Des chercheurs ont réussi à créer des cellules vivantes à partir de bactéries mortes en transplantant un génome entièrement synthétique, une avancée qui pourrait accélérer les progrès de la biologie synthétique. Cette réalisation démontre une nouvelle méthode puissante permettant aux organismes d’ingénierie d’effectuer des tâches spécifiques, allant de la production de carburant durable à la fabrication pharmaceutique.
Le problème de la vie synthétique
La biologie synthétique vise à concevoir et à construire des systèmes biologiques dotés de fonctions nouvelles. En 2010, des scientifiques ont créé la première cellule synthétique en insérant un génome synthétisé dans une bactérie vivante. Cependant, il s’est avéré difficile de vérifier si la cellule fonctionnait réellement uniquement sous le contrôle du génome synthétique ; les bactéries absorbent facilement l’ADN externe, brouillant les frontières entre les caractères naturels et artificiels. C’est ce qu’on appelle le transfert horizontal de gènes, et cela complique le processus.
Une nouvelle approche : d’abord tuer, puis reconstruire
Pour contourner ce problème, les chercheurs de l’Institut J. Craig Venter (JCVI) ont pris une mesure drastique : ils ont d’abord tué la bactérie hôte. En utilisant la mitomycine C, un médicament de chimiothérapie qui détruit l’ADN, ils ont rendu les cellules Mycoplasma capricolum incapables de se reproduire, les rendant ainsi « fonctionnellement mortes ». L’équipe a ensuite transplanté un génome synthétique de Mycoplasma mycoides dans ces cellules sans vie. Le résultat ? Certaines cellules ont repris vie, ont grandi et se sont divisées, confirmant qu’elles étaient désormais entièrement régies par l’ADN synthétique.
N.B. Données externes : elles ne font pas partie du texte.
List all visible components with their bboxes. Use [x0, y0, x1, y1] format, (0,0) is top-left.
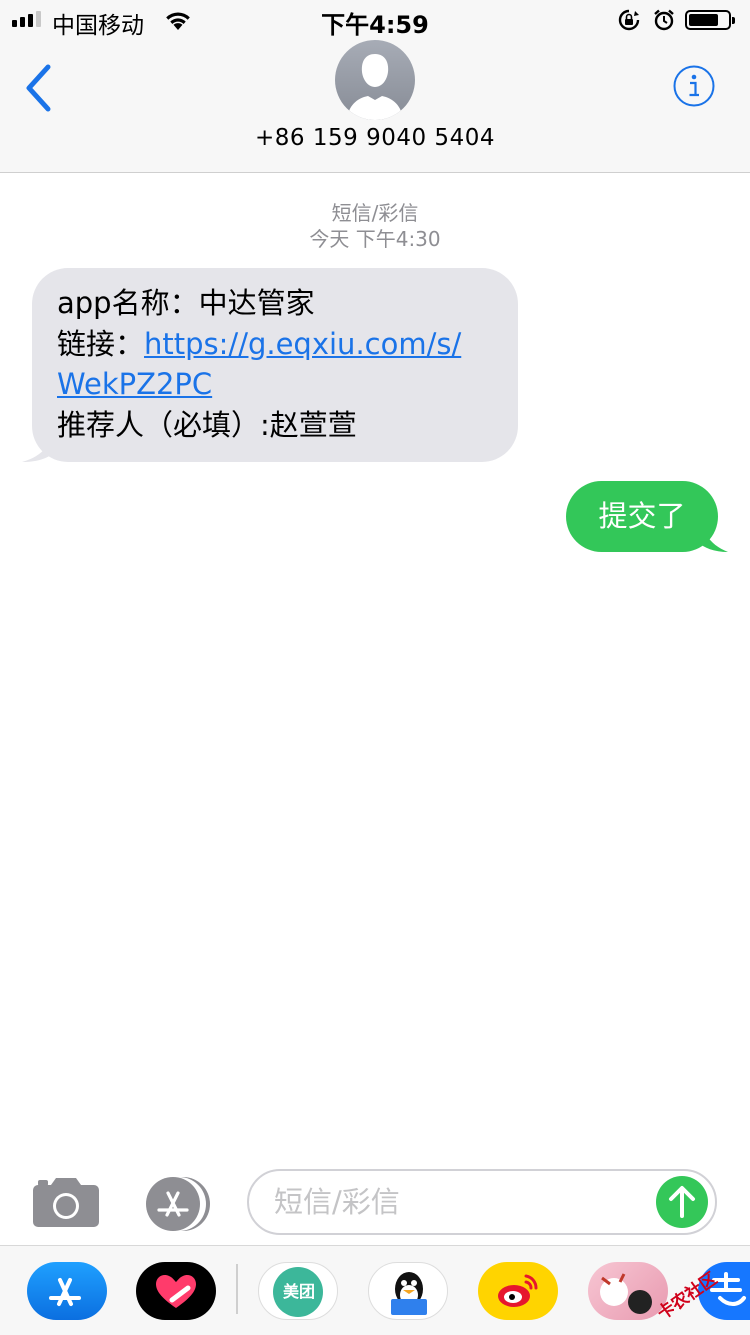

Qu’est-ce que cela signifie?
Ces « cellules zombies » représentent les premiers organismes vivants construits à partir de composants non vivants. Comme l’explique John Glass de JCVI, “Nous prenons une cellule sans génome et elle est fonctionnellement morte. Mais en ajoutant un nouveau génome, cette cellule est ressuscitée.” Les implications vont au-delà d’une prouesse technique ; cette méthode remet en question notre compréhension de la frontière entre la vie et la non-vie. Kate Adamala, de l’Université du Minnesota, note que les caractéristiques traditionnelles de la vie – le métabolisme et la réplication – sont minimisées dans ces cellules, ce qui soulève des questions sur ce qui définit réellement le « vivant ».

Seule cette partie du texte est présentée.